During the hard days of the siege, when rations were few
and bad, Burnham's little girl, who had been the first white child
born in Buluwayo, died of fever and lack of proper food. This with
other causes led him to leave Rhodesia and return to California. It
is possible he then thought he had forever turned his back on South
Africa, but, though he himself had departed, the impression he had
made there remained behind him.
Burnham did not rest long in California. In Alaska the hunt for
gold had just begun, and, the old restlessness seizing him, he left
Pasadena and her blue skies, tropical plants, and trolley-car strikes
for the new raw land of the Klondike. With Burnham it has always
been the place that is being made, not the place in being, that
attracts. He has helped to make straight the ways of several great
communities--Arizona, California, Rhodesia, Alaska, and Uganda.

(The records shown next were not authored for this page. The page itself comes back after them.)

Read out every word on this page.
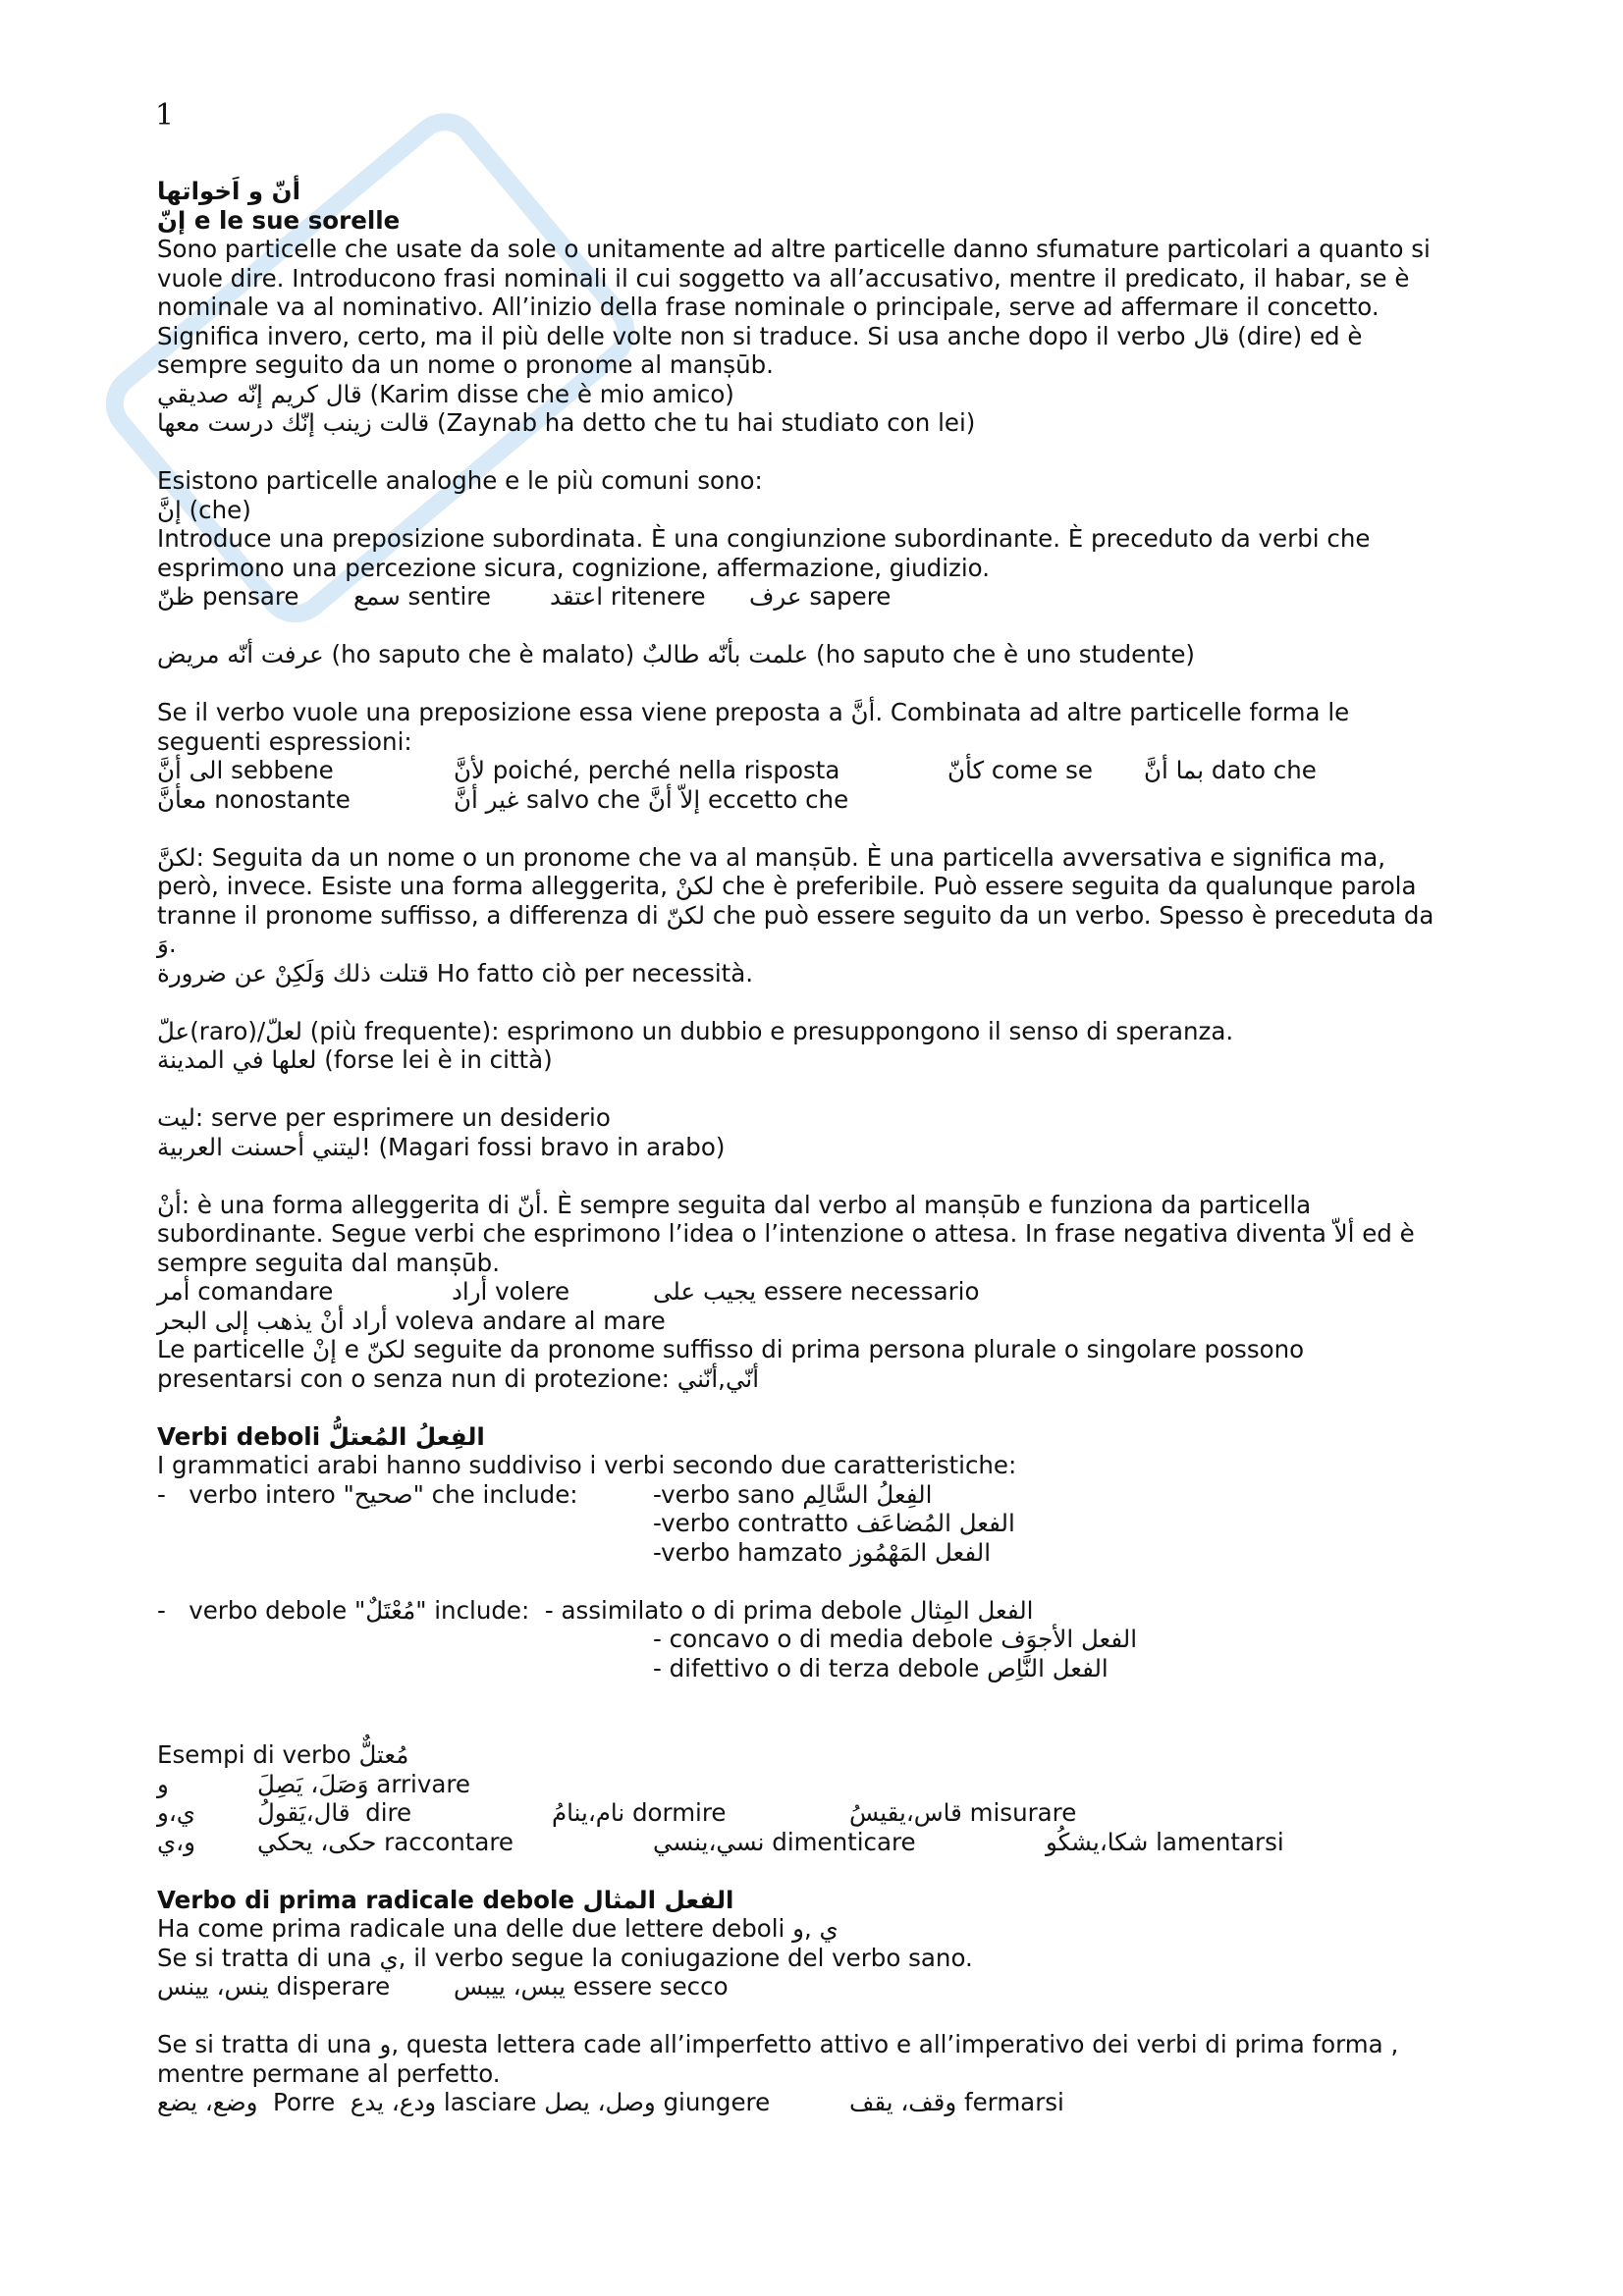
1
أنّ و اَخواتها
إنّ e le sue sorelle
Sono particelle che usate da sole o unitamente ad altre particelle danno sfumature particolari a quanto si
vuole dire. Introducono frasi nominali il cui soggetto va all’accusativo, mentre il predicato, il habar, se è
nominale va al nominativo. All’inizio della frase nominale o principale, serve ad affermare il concetto.
Significa invero, certo, ma il più delle volte non si traduce. Si usa anche dopo il verbo قال (dire) ed è
sempre seguito da un nome o pronome al manṣūb.
قال كريم إنّه صديقي (Karim disse che è mio amico)
قالت زينب إنّك درست معها (Zaynab ha detto che tu hai studiato con lei)
Esistono particelle analoghe e le più comuni sono:
إنَّ (che)
Introduce una preposizione subordinata. È una congiunzione subordinante. È preceduto da verbi che
esprimono una percezione sicura, cognizione, affermazione, giudizio.
ظنّ pensare سمع sentire اعتقد ritenere عرف sapere
عرفت أنّه مريض (ho saputo che è malato) علمت بأنّه طالبٌ (ho saputo che è uno studente)
Se il verbo vuole una preposizione essa viene preposta a أنَّ. Combinata ad altre particelle forma le
seguenti espressioni:
الى أنَّ sebbene	لأنَّ poiché, perché nella risposta	كأنّ come se بما أنَّ dato che
معأنَّ nonostante	غير أنَّ salvo che إلاّ أنَّ eccetto che
لكنَّ: Seguita da un nome o un pronome che va al manṣūb. È una particella avversativa e significa ma,
però, invece. Esiste una forma alleggerita, لكنْ che è preferibile. Può essere seguita da qualunque parola
tranne il pronome suffisso, a differenza di لكنّ che può essere seguito da un verbo. Spesso è preceduta da
وَ.
قتلت ذلك وَلَكِنْ عن ضرورة Ho fatto ciò per necessità.
علّ(raro)/لعلّ (più frequente): esprimono un dubbio e presuppongono il senso di speranza.
لعلها في المدينة (forse lei è in città)
ليت: serve per esprimere un desiderio
ليتني أحسنت العربية! (Magari fossi bravo in arabo)
أنْ: è una forma alleggerita di أنّ. È sempre seguita dal verbo al manṣūb e funziona da particella
subordinante. Segue verbi che esprimono l’idea o l’intenzione o attesa. In frase negativa diventa ألاّ ed è
sempre seguita dal manṣūb.
أمر comandare	أراد volere	يجيب على essere necessario
أراد أنْ يذهب إلى البحر voleva andare al mare
Le particelle إنْ e لكنّ seguite da pronome suffisso di prima persona plurale o singolare possono
presentarsi con o senza nun di protezione: أنّي,أنّني
Verbi deboli الفِعلُ المُعتلُّ
I grammatici arabi hanno suddiviso i verbi secondo due caratteristiche:
-   verbo intero "صحيح" che include:	-verbo sano الفِعلُ السَّالِم
-verbo contratto الفعل المُضاعَف
-verbo hamzato الفعل المَهْمُوز
-   verbo debole "مُعْتَلٌ" include:  - assimilato o di prima debole الفعل المِثال
- concavo o di media debole الفعل الأجوَف
- difettivo o di terza debole الفعل النَّاِص
Esempi di verbo مُعتلٌّ
و	وَصَلَ، يَصِلَ arrivare
ي،و	قال،يَقولُ  dire	نام،ينامُ dormire	قاس،يقيسُ misurare
و،ي	حكى، يحكي raccontare	نسي،ينسي dimenticare	شكا،يشكُو lamentarsi
Verbo di prima radicale debole الفعل المثال
Ha come prima radicale una delle due lettere deboli ي ,و
Se si tratta di una ي, il verbo segue la coniugazione del verbo sano.
ينس، يينس disperare	يبس، ييبس essere secco
Se si tratta di una و, questa lettera cade all’imperfetto attivo e all’imperativo dei verbi di prima forma ,
mentre permane al perfetto.
وضع، يضع  Porre  ودع، يدع lasciare وصل، يصل giungere	وقف، يقف fermarsi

As he once said: "It is the constructive side of frontier life that
most appeals to me, the building up of a country, where you see
the persistent drive and force of the white man; when the place is
finally settled I don't seem to enjoy it very long."
In Alaska he did much prospecting, and, with a sled and only two
dogs, for twenty-four days made one long fight against snow and
ice, covering six hundred miles. In mining in Alaska he succeeded
well, but against the country he holds a constant grudge, because it
kept him out of the fight with Spain.